Neal Ascherson, author and journalist

What song brings back a cherished memory?

When I was a student at Cambridge in the 1950s I met a lot of Africans, in effect refugees who had been trying to overthrow apartheid. They brought with them vinyl records of African music, which I loved. The music I really fell for was by Jean-Bosco Mwenda, the grandfather of Congolese guitar music. And the one I loved most was Masanga, which is really a dance – rich and repetitive music, with layers and patterns and the most daring rhythms.

What does hearing Masanga evoke for you?

It evokes the room I had at Cambridge in the 1950s, old and shabby, but with a gramophone in the corner.
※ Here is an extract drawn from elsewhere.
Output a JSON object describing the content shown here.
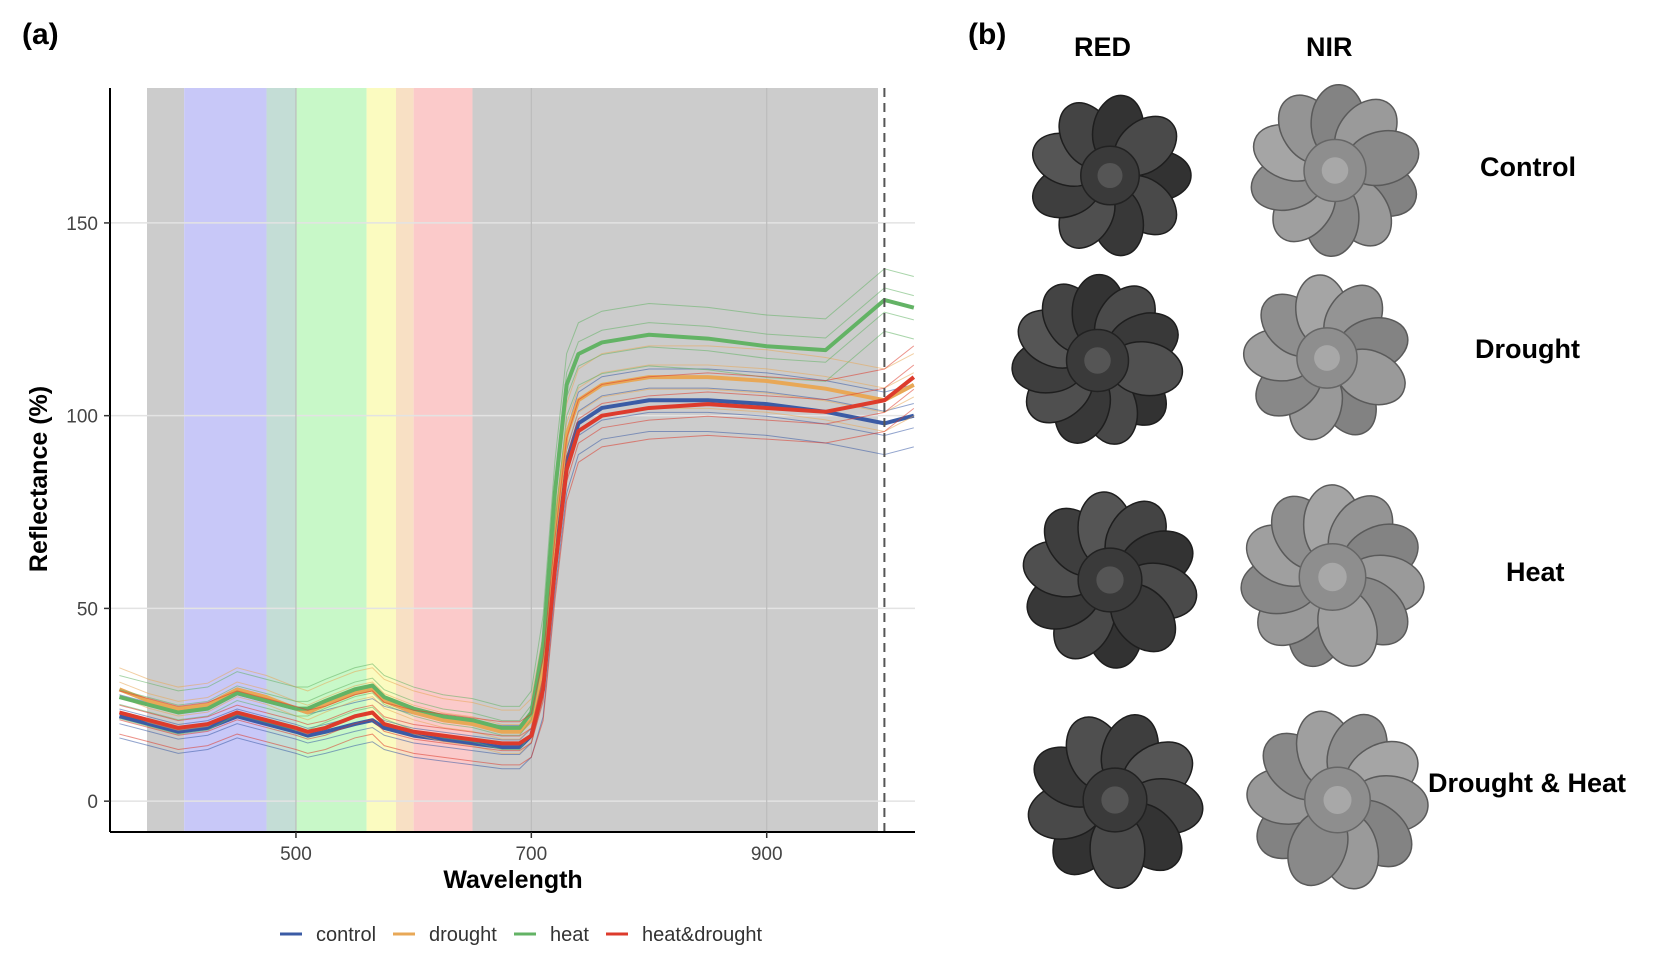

I’m trying to write an essay and listening to this wonderful, deeply reassuring, moving stream of music. And with me are one or two people who’ve come round to see me – some of them African intellectuals involved in anti-colonial struggles, perhaps my best friend, who was a Ugandan. And the music is intoxicating. It’s like drinking some wonderful, magical, reassuring drink that fills you with confidence and clears your head.

Is there music that takes you back to young love?

Oddly enough, the Polish national anthem. Although it can sound very solemn, it’s actually a dance tune. And when I hear it, I remember the first time I was in Warsaw, a young journalist in 1957, when Poland had thrown off direct control by the Soviet Union and was open to the world.

I’d met this beautiful girl, an art student, who took me out to an old palace on the outskirts of Warsaw called Wilanów. We walked along the lake. It was November and a bitter east wind was beginning to blow in little gusts from Siberia. And in the lake something extraordinary was happening.

There were reeds in this lake, and each reed had developed a tiny little collar of ice round it, floating on the surface. As the wind blew they touched each other and rang, like little bells. We just looked at each other and began to dance. We danced by the side of the lake, twirling round and round, listening to these little bells.

We’re still in touch. She married someone else. But whenever I hear the Polish national anthem I think of that scene, because for me she was Poland.